Observe that the required probability equals
$\begin{array}{r}x:=\mathbb{P}(Y_{\mathrm{\infty }}=0|Y_0=0)=\sum _{k=0}^{\mathrm{\infty }}\mathbb{P}\end{array}$(the wheel rotates $4k$ times)

$\begin{array}{r}=\sum _{k=0}^{\mathrm{\infty }}\sum _{j_1,\dots ,j_{4k}}{p}_{j_1}\cdots p_{j_{4k}}\prod _{\ell \notin \{j_1,\dots ,j_{4k}\}}(1-p_{\ell })\end{array}$
where $j_n$ are distinct non-negative integers and $\ell$ is a non-negative integer as well; additionally, we assume that the “empty” sum (when $k=0$) equals $1$. This can be somewhat simplified observing that
$$\begin{array}{r}\frac{x}{\prod _{j=1}^{\mathrm{\infty }}(1-p_j)}=\sum _{k=0}^{\mathrm{\infty }}\sum _{j_1,\dots ,j_{4k}\ge 0}{\rho }_{j_1}\cdots {\rho }_{j_{4k}}=:S\end{array}$$
where ${\rho }_k=p_k/(1-p_k)$, the $k-$th odds ratio.

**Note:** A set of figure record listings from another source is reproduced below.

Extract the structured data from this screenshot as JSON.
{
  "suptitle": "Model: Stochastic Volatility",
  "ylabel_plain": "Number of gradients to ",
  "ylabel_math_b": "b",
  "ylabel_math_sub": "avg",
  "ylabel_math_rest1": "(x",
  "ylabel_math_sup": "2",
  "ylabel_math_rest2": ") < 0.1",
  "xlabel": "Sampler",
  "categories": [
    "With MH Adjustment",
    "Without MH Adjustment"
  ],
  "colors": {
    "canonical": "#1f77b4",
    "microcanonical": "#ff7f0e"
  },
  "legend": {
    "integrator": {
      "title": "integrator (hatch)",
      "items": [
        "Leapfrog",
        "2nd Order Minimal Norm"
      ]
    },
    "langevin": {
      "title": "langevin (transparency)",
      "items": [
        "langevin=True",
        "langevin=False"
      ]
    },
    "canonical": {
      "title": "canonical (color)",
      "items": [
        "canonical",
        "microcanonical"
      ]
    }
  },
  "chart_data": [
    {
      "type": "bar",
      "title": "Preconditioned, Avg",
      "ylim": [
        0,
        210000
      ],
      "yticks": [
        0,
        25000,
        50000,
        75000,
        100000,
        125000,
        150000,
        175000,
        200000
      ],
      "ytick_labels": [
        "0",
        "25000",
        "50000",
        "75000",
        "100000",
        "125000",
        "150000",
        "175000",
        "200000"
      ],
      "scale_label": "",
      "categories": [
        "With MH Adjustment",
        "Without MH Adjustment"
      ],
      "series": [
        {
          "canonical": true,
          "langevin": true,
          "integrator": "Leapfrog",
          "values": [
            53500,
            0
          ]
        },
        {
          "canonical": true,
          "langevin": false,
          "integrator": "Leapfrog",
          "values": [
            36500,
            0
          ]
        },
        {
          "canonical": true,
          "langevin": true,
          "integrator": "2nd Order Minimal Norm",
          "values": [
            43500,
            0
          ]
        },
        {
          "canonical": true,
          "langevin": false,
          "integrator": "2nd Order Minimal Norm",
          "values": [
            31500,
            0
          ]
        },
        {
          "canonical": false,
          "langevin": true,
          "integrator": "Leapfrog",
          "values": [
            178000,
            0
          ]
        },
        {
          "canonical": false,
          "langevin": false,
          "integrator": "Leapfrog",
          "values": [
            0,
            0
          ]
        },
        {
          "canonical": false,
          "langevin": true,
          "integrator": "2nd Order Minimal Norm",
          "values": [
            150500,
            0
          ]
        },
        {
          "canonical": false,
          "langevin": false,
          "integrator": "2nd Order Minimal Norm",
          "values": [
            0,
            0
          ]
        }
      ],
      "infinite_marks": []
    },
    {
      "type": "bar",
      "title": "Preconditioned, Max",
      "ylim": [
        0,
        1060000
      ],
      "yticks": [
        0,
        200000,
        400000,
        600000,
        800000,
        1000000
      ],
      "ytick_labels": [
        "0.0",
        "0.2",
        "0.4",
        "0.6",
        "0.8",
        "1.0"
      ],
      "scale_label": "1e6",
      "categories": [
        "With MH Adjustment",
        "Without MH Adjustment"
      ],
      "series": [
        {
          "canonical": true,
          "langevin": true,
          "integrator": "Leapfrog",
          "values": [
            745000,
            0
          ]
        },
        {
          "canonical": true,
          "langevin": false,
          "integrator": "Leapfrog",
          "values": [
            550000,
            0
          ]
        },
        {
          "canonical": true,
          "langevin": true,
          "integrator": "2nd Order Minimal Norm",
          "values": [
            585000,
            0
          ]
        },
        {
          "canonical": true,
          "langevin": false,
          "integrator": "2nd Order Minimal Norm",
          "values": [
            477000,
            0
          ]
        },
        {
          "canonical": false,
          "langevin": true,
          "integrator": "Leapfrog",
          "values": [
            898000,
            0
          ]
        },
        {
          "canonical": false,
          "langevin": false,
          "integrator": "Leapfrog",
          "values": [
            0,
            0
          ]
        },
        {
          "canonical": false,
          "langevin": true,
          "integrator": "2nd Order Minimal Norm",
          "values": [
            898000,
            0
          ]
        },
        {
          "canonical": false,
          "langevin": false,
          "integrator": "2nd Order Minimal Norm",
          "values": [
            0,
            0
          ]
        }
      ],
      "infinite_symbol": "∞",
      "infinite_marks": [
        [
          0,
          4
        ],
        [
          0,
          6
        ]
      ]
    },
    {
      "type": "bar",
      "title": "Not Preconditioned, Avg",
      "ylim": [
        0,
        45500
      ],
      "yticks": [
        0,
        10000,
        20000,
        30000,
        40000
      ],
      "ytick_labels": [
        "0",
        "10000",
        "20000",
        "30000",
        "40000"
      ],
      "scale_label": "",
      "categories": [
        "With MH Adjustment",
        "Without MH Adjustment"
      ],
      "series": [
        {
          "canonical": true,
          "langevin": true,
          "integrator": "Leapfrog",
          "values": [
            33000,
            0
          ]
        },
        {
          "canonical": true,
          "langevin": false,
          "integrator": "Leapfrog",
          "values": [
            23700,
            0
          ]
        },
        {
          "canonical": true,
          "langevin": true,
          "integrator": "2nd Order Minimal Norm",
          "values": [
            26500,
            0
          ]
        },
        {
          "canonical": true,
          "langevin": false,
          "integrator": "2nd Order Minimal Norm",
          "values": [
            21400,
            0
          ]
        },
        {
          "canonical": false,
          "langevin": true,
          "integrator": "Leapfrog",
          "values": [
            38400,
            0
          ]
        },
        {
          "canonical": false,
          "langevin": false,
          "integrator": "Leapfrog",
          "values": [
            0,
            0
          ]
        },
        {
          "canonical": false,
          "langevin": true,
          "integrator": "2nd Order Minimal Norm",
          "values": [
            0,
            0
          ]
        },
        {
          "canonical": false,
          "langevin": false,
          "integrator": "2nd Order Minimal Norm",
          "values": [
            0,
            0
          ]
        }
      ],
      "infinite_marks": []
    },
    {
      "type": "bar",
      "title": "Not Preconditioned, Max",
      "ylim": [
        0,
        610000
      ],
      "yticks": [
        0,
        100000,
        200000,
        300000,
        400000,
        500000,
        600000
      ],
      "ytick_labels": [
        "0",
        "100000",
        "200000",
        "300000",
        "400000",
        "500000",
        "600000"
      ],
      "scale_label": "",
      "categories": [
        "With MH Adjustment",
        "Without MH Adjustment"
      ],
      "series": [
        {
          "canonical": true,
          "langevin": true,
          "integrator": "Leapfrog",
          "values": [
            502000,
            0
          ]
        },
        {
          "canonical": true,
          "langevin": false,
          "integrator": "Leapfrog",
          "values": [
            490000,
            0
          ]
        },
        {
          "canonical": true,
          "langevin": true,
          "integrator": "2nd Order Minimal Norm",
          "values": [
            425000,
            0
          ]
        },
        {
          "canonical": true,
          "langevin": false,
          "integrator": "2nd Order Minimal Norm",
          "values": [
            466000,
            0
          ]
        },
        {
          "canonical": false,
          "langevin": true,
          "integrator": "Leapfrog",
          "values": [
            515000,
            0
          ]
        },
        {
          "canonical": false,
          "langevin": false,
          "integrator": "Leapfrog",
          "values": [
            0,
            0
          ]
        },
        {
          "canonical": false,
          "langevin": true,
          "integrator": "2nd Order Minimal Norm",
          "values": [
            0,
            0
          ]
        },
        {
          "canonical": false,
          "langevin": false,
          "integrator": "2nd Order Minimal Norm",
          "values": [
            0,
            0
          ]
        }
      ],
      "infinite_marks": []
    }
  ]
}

Now we are going to use a little trick, namely that
$$\begin{array}{rl}\prod _{j=1}^{\mathrm{\infty }}(1+\nu {\rho }_j)& =\sum _{k=0}^{\mathrm{\infty }}{\nu }^k\sum _{j_1,\dots ,j_k}{\rho }_j.\end{array}$$
Summing the above expression for $\nu =1$, $i$, $i^2=-1$, and $i^3=-i$ respectively, where $i=\sqrt{-1}$, we get
$$\begin{array}{r}\prod _{j=1}^{\mathrm{\infty }}(1+{\rho }_j)+\prod _{j=1}^{\mathrm{\infty }}(1+i{\rho }_j)+\prod _{j=1}^{\mathrm{\infty }}(1–{\rho }_j)+\prod _{j=1}^{\mathrm{\infty }}(1–i{\rho }_j)=4S\end{array}$$
since
$$1^k+i^k+(-1{)}^k+(-i{)}^k=\{\begin{array}{ll}1,& \text{if }k\mathrm{mod}4=0,\\ 0,& \text{otherwise}.\end{array}$$
Consequently,
$$x=\frac{1}{4}\prod _{n=1}^{\mathrm{\infty }}(1-p_n)[\prod _{n=1}^{\mathrm{\infty }}(1+{\rho }_n)+\prod _{n=1}^{\mathrm{\infty }}(1+i{\rho }_n)+\prod _{n=1}^{\mathrm{\infty }}(1–{\rho }_n)+\prod _{n=1}^{\mathrm{\infty }}(1–i{\rho }_n)].$$
Finally, in case $p_n=\frac{1}{2n^2+1}$ one can use e.g. formulae 4.5.68–69 from “Handbook of Mathematical Functions” by Abramowitz and Stegun.

Note that this method can be easily generalized for a wheel with any number $M\ge 2$, by replacing $i=\sqrt[4]{1}$ with $\sqrt[M]{1}=e^{2\pi i/M}$.